Cette thématique revêt une importance d’autant plus grande que le délai d’adaptation accordé par la CNIL aux entreprises suite à l’adoption en septembre 2020 de la toute dernière version de ses lignes directrices relatives au cookies: https://www.cnil.fr/sites/default/files/atoms/files/lignes_directrices_de_la_cnil_sur_les_cookies_et_autres_traceurs.pdf arrivait à expiration le 31 mars dernier. Ainsi désormais, la CNIL veillera au dû respect de ses lignes directrices et, plus largement, de la règlementation relative aux cookies découlant en particulier de l’article 82 de la loi informatique et libertés (transposant la directive dite e-privacy) et du RGPD.
Ces lignes directrices, éclairées par les recommandations adoptées concomitamment par la CNIL https://www.cnil.fr/sites/default/files/atoms/files/recommandation-cookies-et-autres-traceurs.pdf posent un certain nombre d’exigences en ce qui concerne :
– la façon dont le consentement des personnes concernées doit être recueilli (consentement exprimé par un acte positif clair)
– la facilité de refus du consentement de son retrait
– l’information préalable au consentement à fournir aux personnes concernées :
– l’obligation des opérateurs d’être en mesure de fournir, à tout moment, la preuve du recueil valable du consentement libre, éclairé, spécifique et univoque de l’utilisateur.
La sécurité des données de santé :
Le RGPD confère aux données de santé un statut particulier en raison de leur caractère sensible.
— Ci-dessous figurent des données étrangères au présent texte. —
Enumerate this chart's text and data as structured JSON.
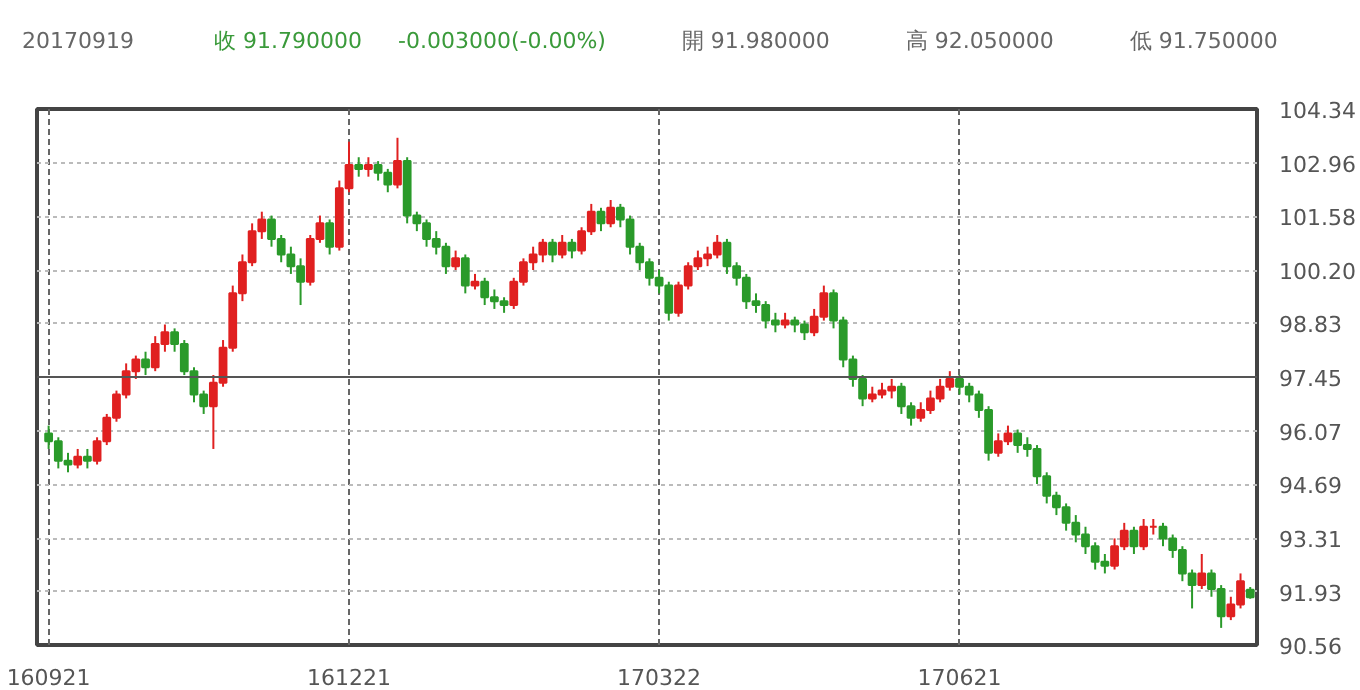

Il en découle que de telles données font l’objet d’une protection particulière afin de garantir le respect de la vie privée des personnes auxquelles ces données appartiennent.
Ainsi, la CNIL s’est fixé comme objectif de contrôler la conformité des traitements de données de santé en particulier en ce qui concerne la sécurité de ces données qui doit être élevé.
Comme le souligne la CNIL dans son communiqué de début mars, cette mission de contrôle relatif à la sécurité des données de santé revêt une importance toute particulière dans le contexte sanitaire actuel de même que face à la numérisation croissante du secteur de la santé.
Il est intéressant de noter sur ce sujet que concomitamment à la diffusion de son communiqué annonçant ses principaux axes de contrôle pour l’année à venir, la CNIL est intervenue dans le cadre d’une fuite massive de données de santé en provenance de laboratoires d’analyses médicaux, dont la presse s’était faite écho. En raison du grand nombre de personnes concernées (plus de 500.000 personnes) ainsi que de la sensibilité des données concernées (données médicales provenant de laboratoires d’analyses), la CNIL a non seulement immédiatement mis en demeure les organismes responsables de se conformer à la règlementation, notamment en ce qui concerne les démarches à réaliser en cas de fuite de données, mais a surtout aussi saisi la justice pour obtenir sans délai la suspension d’un site internet ayant publié un fichier contenant les données en cause (pour en savoir plus : https://www.dalloz-actualite.fr/flash/fuite-massive-de-donnees-personnelles-de-sante. Cette réaction extraordinaire de la CNIL était justifiée par l’atteinte inédite portée aux droits et libertés des personnes et s’inscrivait parfaitement dans sa feuille de route 2021.